İçindekiler
Büyüklüğü 7,4 olan 17 Ağustos 1999 Kocaeli ve 7,2 olan 12 Kasım 1999 Düzce depremleri sonrası gündemimizin en önemli maddelerinden biri “depreme dayanıklı yapı” konusu olmuştur. Bu bağlamda yapı taşıyıcı sistem seçimi, yapı tasarımı ve uygulama mühendisliği de büyük önem kazanmıştır.
Depremler; yer altı kuvvetlerinin meydana getirdiği yatay/düşey yöndeki gerilmeler nedeniyle, yer kabuğunu oluşturan ve genel olarak henüz yerleşmemiş kayaçların hareket etmesi sonucu oluşan jeolojik olaylardır. Başlıcaları; tektonik depremler, çöküntü depremleri ve volkanik depremlerdir. Tektonik depremler yaşanan yer sarsıntılarının önemli bir kısmını oluşturmaktadır.
Deprem Nedir ve Nasıl Oluşur?
Yer altı hareketinin sebebi, yer kabuğu altında bulunan magmadır (magma, yer yüzeyinin altında bulunan son derece sıcak ve yarı sıvı kayadır). Magmadaki yüksek ısı enerjisi ve gaz yükselmelerine bağlı olarak yer kabuğunu oluşturan levhalar hareket ederler (levha tektoniği).

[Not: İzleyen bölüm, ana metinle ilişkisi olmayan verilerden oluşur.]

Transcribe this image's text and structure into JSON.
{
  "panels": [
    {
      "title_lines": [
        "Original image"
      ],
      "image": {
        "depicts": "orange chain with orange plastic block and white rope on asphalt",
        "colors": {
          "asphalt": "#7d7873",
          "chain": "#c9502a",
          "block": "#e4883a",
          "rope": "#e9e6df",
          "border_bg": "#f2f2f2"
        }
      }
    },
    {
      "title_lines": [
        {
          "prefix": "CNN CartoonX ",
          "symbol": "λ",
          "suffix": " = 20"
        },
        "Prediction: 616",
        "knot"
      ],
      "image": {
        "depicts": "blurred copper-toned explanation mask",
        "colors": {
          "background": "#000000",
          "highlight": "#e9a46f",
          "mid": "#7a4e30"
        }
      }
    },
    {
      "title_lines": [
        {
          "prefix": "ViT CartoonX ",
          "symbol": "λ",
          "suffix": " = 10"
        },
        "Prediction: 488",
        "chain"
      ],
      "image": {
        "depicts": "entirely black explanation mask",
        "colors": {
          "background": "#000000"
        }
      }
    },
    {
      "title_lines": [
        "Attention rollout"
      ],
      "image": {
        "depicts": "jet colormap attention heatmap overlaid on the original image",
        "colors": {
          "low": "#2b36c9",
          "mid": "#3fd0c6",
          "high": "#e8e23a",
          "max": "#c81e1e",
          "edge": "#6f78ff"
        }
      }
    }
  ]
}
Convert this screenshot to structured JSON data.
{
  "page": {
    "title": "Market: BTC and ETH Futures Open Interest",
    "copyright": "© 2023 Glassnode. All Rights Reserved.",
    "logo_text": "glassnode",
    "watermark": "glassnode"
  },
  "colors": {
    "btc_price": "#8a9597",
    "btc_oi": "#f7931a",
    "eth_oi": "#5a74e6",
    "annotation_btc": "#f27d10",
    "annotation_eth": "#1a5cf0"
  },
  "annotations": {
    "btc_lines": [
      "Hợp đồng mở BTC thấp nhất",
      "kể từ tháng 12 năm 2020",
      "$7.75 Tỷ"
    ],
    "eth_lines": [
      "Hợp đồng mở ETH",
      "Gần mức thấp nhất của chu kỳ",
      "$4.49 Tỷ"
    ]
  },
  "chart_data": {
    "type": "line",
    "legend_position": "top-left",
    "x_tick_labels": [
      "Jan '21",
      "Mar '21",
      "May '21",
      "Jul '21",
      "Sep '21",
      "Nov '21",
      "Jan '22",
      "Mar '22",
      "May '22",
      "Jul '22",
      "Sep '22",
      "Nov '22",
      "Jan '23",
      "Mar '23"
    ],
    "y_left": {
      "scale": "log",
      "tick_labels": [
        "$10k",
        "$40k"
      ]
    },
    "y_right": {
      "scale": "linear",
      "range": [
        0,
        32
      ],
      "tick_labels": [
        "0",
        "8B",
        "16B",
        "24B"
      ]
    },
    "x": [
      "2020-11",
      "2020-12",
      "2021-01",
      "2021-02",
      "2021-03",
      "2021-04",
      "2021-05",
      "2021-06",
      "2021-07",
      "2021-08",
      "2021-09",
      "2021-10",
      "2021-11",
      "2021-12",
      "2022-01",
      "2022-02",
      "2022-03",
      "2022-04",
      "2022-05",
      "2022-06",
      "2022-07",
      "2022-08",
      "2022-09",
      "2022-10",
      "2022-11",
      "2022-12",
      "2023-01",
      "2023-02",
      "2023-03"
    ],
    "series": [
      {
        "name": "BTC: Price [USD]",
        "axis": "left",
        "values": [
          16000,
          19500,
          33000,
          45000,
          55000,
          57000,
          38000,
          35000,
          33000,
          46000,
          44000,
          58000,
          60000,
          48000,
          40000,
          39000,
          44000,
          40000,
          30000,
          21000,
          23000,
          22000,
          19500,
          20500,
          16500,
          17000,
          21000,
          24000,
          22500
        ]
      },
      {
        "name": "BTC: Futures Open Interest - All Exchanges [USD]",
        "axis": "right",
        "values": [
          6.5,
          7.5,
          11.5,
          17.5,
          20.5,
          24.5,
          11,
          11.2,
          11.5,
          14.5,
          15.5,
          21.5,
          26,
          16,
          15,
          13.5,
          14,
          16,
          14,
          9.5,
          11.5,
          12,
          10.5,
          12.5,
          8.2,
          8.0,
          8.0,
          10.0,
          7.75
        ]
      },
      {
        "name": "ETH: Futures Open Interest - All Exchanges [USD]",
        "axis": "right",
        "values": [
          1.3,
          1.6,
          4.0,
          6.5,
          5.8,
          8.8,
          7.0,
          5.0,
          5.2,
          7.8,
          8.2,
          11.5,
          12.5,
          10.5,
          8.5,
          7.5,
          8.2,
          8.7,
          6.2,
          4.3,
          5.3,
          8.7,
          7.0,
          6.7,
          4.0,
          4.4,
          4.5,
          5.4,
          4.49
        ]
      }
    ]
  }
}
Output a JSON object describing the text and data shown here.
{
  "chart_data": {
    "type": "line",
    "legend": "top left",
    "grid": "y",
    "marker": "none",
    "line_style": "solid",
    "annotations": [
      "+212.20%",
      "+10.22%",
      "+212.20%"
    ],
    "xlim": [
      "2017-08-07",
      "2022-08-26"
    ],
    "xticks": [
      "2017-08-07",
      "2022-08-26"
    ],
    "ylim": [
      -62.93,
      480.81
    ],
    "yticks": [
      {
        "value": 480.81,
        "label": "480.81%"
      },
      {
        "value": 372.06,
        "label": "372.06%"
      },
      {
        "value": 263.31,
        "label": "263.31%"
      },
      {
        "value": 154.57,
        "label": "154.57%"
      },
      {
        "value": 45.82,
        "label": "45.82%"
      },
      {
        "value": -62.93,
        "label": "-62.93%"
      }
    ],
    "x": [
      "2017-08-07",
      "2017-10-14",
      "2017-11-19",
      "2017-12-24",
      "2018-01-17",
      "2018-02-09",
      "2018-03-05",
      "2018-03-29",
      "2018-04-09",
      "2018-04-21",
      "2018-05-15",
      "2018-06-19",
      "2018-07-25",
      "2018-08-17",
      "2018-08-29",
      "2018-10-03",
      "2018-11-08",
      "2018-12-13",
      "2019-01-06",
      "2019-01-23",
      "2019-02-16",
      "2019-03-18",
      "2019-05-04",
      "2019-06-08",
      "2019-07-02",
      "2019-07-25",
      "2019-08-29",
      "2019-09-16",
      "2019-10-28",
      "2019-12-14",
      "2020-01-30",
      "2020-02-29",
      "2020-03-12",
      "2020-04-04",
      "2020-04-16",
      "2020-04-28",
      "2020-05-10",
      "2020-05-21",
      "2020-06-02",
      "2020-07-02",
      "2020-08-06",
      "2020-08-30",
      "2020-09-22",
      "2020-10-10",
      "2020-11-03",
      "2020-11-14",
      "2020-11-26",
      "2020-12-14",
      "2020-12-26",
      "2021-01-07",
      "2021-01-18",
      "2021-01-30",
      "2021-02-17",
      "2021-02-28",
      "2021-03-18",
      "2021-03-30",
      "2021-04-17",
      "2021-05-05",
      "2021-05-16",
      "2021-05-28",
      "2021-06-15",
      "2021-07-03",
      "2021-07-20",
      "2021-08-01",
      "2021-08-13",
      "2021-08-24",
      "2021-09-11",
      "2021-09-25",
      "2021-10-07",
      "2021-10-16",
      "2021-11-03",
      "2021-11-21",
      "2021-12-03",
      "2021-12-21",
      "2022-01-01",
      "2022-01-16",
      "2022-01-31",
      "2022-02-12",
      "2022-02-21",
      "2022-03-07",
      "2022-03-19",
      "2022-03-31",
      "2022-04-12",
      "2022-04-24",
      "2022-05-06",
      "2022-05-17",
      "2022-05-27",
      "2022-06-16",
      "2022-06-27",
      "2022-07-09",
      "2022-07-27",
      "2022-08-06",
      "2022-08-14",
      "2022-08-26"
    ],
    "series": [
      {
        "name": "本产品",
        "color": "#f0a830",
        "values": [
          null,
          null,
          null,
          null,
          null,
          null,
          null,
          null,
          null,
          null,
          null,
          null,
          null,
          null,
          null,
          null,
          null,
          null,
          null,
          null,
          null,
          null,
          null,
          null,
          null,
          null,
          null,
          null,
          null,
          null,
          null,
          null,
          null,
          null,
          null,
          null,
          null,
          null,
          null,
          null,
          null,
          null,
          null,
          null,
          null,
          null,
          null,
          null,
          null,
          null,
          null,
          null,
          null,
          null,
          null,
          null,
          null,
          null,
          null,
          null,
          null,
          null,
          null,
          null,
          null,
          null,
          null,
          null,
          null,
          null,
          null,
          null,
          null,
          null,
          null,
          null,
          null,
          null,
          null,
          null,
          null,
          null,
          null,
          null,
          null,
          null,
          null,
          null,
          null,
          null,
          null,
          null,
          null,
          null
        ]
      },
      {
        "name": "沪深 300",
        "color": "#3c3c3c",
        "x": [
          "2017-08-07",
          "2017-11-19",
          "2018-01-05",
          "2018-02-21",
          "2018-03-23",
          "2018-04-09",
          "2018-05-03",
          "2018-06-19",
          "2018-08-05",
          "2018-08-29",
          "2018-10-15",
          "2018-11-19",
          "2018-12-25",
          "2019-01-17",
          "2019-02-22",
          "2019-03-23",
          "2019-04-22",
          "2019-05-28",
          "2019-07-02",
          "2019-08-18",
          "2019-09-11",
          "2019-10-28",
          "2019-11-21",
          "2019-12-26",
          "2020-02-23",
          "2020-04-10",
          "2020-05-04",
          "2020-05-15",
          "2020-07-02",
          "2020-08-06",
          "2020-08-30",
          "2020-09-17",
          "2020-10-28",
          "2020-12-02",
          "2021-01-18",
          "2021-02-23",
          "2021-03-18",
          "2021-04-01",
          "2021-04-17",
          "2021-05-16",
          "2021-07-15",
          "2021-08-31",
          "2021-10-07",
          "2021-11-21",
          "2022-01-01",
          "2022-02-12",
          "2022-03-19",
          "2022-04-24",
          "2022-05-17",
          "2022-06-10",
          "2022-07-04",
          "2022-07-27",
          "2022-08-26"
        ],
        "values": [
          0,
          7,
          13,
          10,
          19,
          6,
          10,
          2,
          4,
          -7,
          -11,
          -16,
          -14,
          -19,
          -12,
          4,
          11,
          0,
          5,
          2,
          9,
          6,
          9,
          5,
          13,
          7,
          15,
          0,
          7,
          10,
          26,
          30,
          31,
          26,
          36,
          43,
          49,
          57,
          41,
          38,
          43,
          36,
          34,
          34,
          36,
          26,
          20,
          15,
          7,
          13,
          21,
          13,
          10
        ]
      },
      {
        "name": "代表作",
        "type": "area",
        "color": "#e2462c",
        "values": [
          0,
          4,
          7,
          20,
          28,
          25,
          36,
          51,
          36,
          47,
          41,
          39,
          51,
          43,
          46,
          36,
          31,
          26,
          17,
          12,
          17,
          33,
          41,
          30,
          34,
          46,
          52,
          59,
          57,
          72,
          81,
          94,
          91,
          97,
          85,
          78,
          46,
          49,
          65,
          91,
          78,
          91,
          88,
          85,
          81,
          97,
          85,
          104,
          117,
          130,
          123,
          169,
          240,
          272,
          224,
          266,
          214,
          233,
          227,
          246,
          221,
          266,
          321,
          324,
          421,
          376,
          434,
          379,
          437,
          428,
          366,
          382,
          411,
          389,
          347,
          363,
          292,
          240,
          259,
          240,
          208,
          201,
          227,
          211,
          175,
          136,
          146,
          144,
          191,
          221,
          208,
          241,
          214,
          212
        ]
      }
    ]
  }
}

Bu nedenle yer kabuğundaki “fay” adı verilen kırıkların üstünde biriken elastik deformasyon enerjisi, kayacın tutunabilme enerjisini aştığı anda depremler gerçekleşmekte ve bu sırada açığa çıkan enerji, sismik dalgalar halinde yayılarak deprem anında yapılarımıza ulaşmaktadır.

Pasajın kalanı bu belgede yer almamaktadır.